Einsatz für die Region
Schon in den Ausgangsjahren setzte sich die EKA für die regionale Entwicklung ein. So bewilligte der Verwaltungsrat 1889 beispielsweise einen Kredit an die Einwohnergemeinde zur Finanzierung der Kosten für die Grenzbereinigung mit Rüegsau. 1904 beteiligte sich die Bank an der Ramsei-Sumiswald-Huttwil-Bahn mit 88 000 Franken. Die Strecke wurde am 31. Mai 1908 eröffnet und rund 100 Jahre später wieder eingestellt. Ein Jahr nach der Eisenbahn, 1909, kam die Elektrizität in die Region und somit auch nach Affoltern. Im Jahr 1914 tritt die Ersparniskasse dem Revisionsverband bernischer Banken und Sparkassen bei. Im selben Jahr beschliesst die Generalversammlung die erste Aktienkapitalerhöhung auf neu 21 700 Franken (Bilanzsumme: 1 294 270). Mit den Jahren folgten fünf weitere Aktienkapitalerhöhungen. Das heutige Niveau beträgt 1 100 000 Franken (Bilanzsumme: 52 384 947).

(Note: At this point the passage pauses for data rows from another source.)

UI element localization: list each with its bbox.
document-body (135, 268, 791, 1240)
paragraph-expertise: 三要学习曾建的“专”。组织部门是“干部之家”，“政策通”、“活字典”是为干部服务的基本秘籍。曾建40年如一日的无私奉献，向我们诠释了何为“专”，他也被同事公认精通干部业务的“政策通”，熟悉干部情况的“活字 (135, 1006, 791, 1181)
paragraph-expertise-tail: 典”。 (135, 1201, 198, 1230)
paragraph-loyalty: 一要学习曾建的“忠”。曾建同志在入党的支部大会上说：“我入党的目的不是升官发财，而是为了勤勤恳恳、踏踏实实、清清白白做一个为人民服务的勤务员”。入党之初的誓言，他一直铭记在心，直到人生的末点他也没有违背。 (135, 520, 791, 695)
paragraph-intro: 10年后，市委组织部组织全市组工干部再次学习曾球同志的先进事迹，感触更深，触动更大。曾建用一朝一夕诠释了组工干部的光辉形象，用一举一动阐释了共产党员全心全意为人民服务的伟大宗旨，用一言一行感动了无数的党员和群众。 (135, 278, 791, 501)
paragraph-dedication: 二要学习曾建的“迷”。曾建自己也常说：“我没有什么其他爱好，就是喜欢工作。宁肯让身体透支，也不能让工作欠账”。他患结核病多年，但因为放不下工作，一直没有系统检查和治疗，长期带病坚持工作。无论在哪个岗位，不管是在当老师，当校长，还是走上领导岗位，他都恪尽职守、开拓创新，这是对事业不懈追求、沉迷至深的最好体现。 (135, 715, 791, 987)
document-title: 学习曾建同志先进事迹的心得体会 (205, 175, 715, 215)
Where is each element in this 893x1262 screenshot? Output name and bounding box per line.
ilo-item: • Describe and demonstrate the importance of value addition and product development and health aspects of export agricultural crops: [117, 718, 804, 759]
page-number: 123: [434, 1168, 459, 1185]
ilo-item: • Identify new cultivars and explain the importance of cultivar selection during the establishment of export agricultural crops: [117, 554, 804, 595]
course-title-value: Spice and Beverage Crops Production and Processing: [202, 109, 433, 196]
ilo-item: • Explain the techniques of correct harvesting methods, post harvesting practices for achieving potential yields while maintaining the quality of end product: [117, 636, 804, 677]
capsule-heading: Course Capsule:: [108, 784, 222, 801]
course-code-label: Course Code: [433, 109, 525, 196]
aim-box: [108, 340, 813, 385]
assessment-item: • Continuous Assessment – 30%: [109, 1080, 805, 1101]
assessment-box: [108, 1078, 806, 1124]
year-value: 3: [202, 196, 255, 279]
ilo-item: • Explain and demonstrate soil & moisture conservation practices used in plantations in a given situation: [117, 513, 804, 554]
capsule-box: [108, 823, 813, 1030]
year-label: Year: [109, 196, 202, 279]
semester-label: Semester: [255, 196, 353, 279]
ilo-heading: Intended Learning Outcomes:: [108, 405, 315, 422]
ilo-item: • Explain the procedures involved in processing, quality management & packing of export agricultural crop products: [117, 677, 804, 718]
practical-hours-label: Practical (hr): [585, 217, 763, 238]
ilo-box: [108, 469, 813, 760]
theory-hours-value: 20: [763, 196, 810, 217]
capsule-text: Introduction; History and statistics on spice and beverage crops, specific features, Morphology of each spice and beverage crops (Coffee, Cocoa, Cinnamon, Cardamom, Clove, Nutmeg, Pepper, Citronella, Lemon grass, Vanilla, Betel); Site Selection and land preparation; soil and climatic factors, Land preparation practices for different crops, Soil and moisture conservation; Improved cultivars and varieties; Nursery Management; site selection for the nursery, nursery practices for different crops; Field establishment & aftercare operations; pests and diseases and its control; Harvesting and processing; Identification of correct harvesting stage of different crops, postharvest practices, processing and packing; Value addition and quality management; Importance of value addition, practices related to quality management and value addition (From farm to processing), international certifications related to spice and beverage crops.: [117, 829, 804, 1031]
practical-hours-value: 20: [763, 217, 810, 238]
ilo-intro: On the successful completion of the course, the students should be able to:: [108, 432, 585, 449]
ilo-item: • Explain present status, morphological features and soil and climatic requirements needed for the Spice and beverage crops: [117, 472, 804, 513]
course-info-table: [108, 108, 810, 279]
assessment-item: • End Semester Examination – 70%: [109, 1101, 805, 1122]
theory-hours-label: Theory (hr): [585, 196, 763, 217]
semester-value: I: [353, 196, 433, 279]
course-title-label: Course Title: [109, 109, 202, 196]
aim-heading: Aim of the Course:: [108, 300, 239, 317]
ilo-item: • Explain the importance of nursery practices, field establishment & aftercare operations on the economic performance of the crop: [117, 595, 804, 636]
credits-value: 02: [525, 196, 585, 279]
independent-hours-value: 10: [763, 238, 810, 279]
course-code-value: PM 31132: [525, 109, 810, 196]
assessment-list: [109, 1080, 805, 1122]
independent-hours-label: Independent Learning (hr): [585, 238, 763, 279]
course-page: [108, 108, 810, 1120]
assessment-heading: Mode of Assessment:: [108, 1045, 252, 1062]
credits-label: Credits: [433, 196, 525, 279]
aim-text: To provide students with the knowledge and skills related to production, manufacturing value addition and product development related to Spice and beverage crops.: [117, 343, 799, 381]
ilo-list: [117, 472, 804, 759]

Dass die EKA als kleine Bank so erfolgreich ist, hat wahrscheinlich viel mit der persönlichen Ebene zu tun. Zumindest sieht das Bankleiter Christoph Müller so: «Schwierige private Situationen können meist in einem persönlichen Gespräch erörtert und danach gemeinsam Lösungen gesucht werden, was beispielsweise bei einer Online-Bank nicht oder kaum möglich ist. Zudem sind wir regional verankert und uns ist das gesellschaftliche Leben im Dorf wichtig.» Durch diese Stärken kann die Ersparniskasse Affoltern heuer ihr beachtliches Jubiläum nach 150 Jahren feiern. Und das nicht nur mit den Mitarbeitenden oder Aktionärinnen und Aktionären, sondern auch mit ihren Kundinnen und Kunden und veranstaltet durchs Jahr hindurch verschiedene Feierabendbier-Anlässe und eine Jubiläumsfeier am 25. August. Zudem gewährt sie vier Prozent Jubiläumsdividende und plant verschiedene Vergabungen an wohltätige Organisationen sowie an die Schule und Vereine in der Gemeinde Affoltern. Sie erfüllt Herzenswünsche für die Kleinsten, für sie steht am Schalter auch ein Zwirbelrad bereit. Darüber hinaus werden sich im Jubiläumsjahr die Mitarbeitenden wie auch die Mitglieder des Verwaltungsrates bei einen sozialen Tag engagieren. Wahlweise werden sie im Altersheim in Sumiswald tatkräftig mit anpacken oder sich bei der Bekämpfung von Neophyten einbringen.